家庭用3Dプリンタが欲しい

今年は3Dプリンタに静かな注目、しかし熱い注目が集まった年である。 3Dプリンタを使えば、誰でもパーソナル製造に手を出せるという期待が高まった。 「MAKERS―21世紀の産業革命が始まる」が出版され、 30年前のマイコンプログラミングの夜明けを思い起こした。

積み重ねて立体造形

3Dプリンタに馴染みのない方のために、簡単にその原理をおさらいしよう。 3次元CADデータやCGデータから、主として樹脂製の立体物を製造する装置が 3Dプリンタである。造形方法はいくつかあるが、いずれも0.1~0.2mm程の断面レイヤを、順次積み重ねて造形する。 積層造形(AM:Additive Manufacturing)と呼ばれる。

液状樹脂を紫外線で硬化する『光造形法』。粉末の樹脂を薄く敷きつめ、 レーザで加熱焼結する『粉末焼結法』。樹脂をヒータで溶かして層状に 押し付けるのが『熱溶解積層法』である。すでに10年以上の歴史があり、 主に試作品の製造に利用されてきた。 そして最近急速に伸びているのが2Dプリントで培われた『インクジェット方式』である。

これらは一長一短あるが、この数年で低価格化が進んだ。産業用途が中心であり、 まだまだ数百万円台の製品が多いが、 教育向けには10~50万円で10㎝ほどの立体造形ができる機種も登場している。

プロトタイプ製作から広がる用途

製品設計の試作品(プロトタイプ)製造が、3Dプリンタの主な用途である。 実際に手に取って、概観や操作性を確認するためである。 それまではクレイモデルや試作金型を製作していたため、 時間もかかり、費用も高かった。 これが3Dプリンタの登場によって、早く安くなり、 いろいろ試してみることができるようになった。 耐久性に優れたABS樹脂が使えるようになり、単なる形状確認だけでなく、 蝶番や歯車のような可動機構も実際に動かしてみることができることも進歩である。
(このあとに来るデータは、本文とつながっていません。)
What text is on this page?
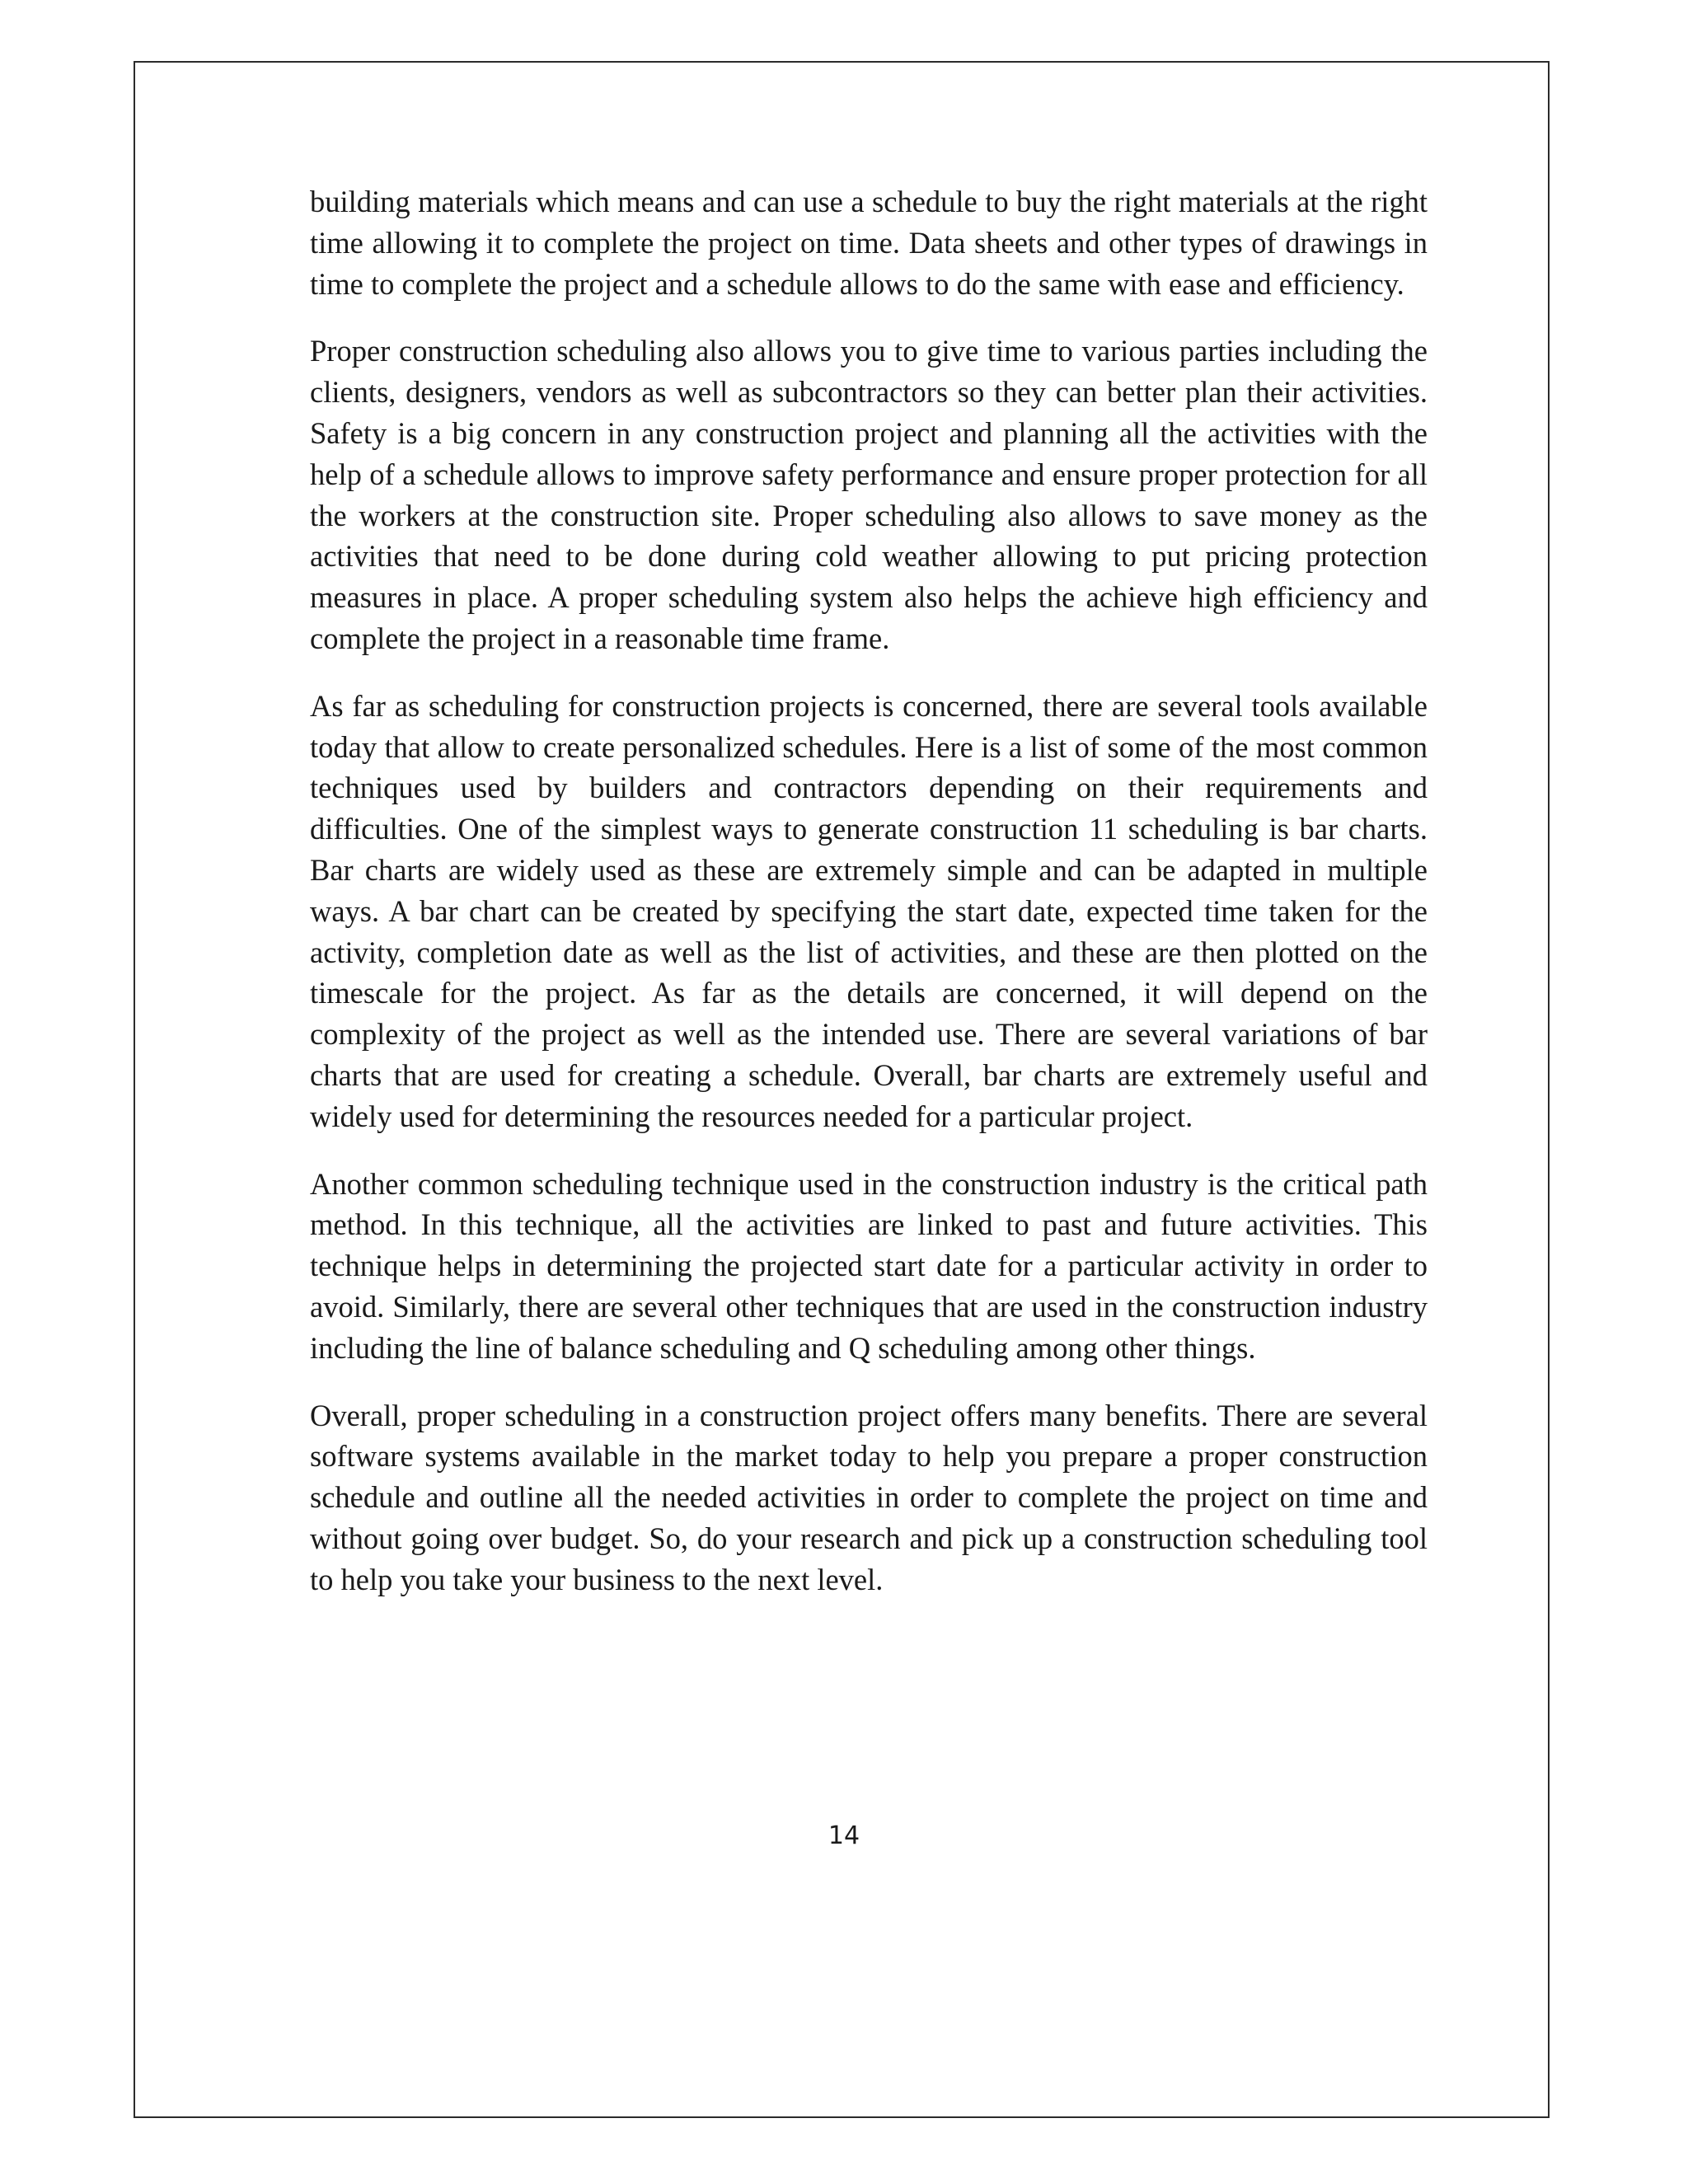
building materials which means and can use a schedule to buy the right materials at the right time allowing it to complete the project on time. Data sheets and other types of drawings in time to complete the project and a schedule allows to do the same with ease and efficiency.

Proper construction scheduling also allows you to give time to various parties including the clients, designers, vendors as well as subcontractors so they can better plan their activities. Safety is a big concern in any construction project and planning all the activities with the help of a schedule allows to improve safety performance and ensure proper protection for all the workers at the construction site. Proper scheduling also allows to save money as the activities that need to be done during cold weather allowing to put pricing protection measures in place. A proper scheduling system also helps the achieve high efficiency and complete the project in a reasonable time frame.

As far as scheduling for construction projects is concerned, there are several tools available today that allow to create personalized schedules. Here is a list of some of the most common techniques used by builders and contractors depending on their requirements and difficulties. One of the simplest ways to generate construction 11 scheduling is bar charts. Bar charts are widely used as these are extremely simple and can be adapted in multiple ways. A bar chart can be created by specifying the start date, expected time taken for the activity, completion date as well as the list of activities, and these are then plotted on the timescale for the project. As far as the details are concerned, it will depend on the complexity of the project as well as the intended use. There are several variations of bar charts that are used for creating a schedule. Overall, bar charts are extremely useful and widely used for determining the resources needed for a particular project.

Another common scheduling technique used in the construction industry is the critical path method. In this technique, all the activities are linked to past and future activities. This technique helps in determining the projected start date for a particular activity in order to avoid. Similarly, there are several other techniques that are used in the construction industry including the line of balance scheduling and Q scheduling among other things.

Overall, proper scheduling in a construction project offers many benefits. There are several software systems available in the market today to help you prepare a proper construction schedule and outline all the needed activities in order to complete the project on time and without going over budget. So, do your research and pick up a construction scheduling tool to help you take your business to the next level.

14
プロトタイプ以外にも用途は広がってきた。特に医療が注目である。 CT画像から患部の3次元モデルを作ると、より良い手術法を検討したり、 患者に対し判りやすく説明できるようになるそうだ。もっと進んだ使い方として、 3Dプリンタでインプラントを作り、実際に患者に移植する臨床試験も行われている。

ちょっと面白い応用としては、 「自分フィギュア」 の制作がある。まず、ハンディ3Dスキャナで人体3Dデータを撮影する。 洋服の色や髪の質感など、3Dモデラーソフトで手修正した上で、 3Dカラープリンタでオリジナルフィギュアを出力するというものである。 そのリアルさには、ここまで来たかという驚きがある。

家庭用3Dプリンタの普及のカギはフルカラー化

市場レポートによると、3Dプリンタの世界市場は2011年に17億ドル、 成長率30%近く、2015年には37億ドルに達する見込みとのこと。 当面はプロトタイプ製作を中心とした産業用途がメインだが、 徐々に家庭用にも広がると期待されている。

現時点では、教育用でもまだ高価だが、 数万~十数万円の普及機が登場すれば大きな市場に広がる可能性がある。 そのカギはフルカラー化ではないか。

オリジナルフィギュアの制作ニーズは大きいが、品質に対する目も厳しい。 単に着色できるというレベルではなく、滑らかな曲面に写真画質でプリントしたい。 個人的には、立体地図あるいはジオラマ・箱庭が面白そうだ。 デジカメで撮影した風景を立体でリアルに再現したいし、オリジナルも作ってみたい。

既に3Dカラープリンタ製品は発売され、フィギュアや 立体街並みジオラマも制作されている。 しかし、数百万円クラスであり、そのままの低価格化には時間がかかりそうである。 低価格機で小さなフィギュアや建物に美しくプリントするには、 3D CGで使われるテクスチャマッピング(2次元画像の曲面貼り付け)が有効かもしれない。

パーソナル製造が産業革命を起こすのは、まだまだ時間がかかりそうだ。 だが、趣味と実用を兼ねた日曜製造はもうすぐやってくる。 今日はクリスマス、我が家のサンタが3Dプリンタを届けるのはいつの日だろうか。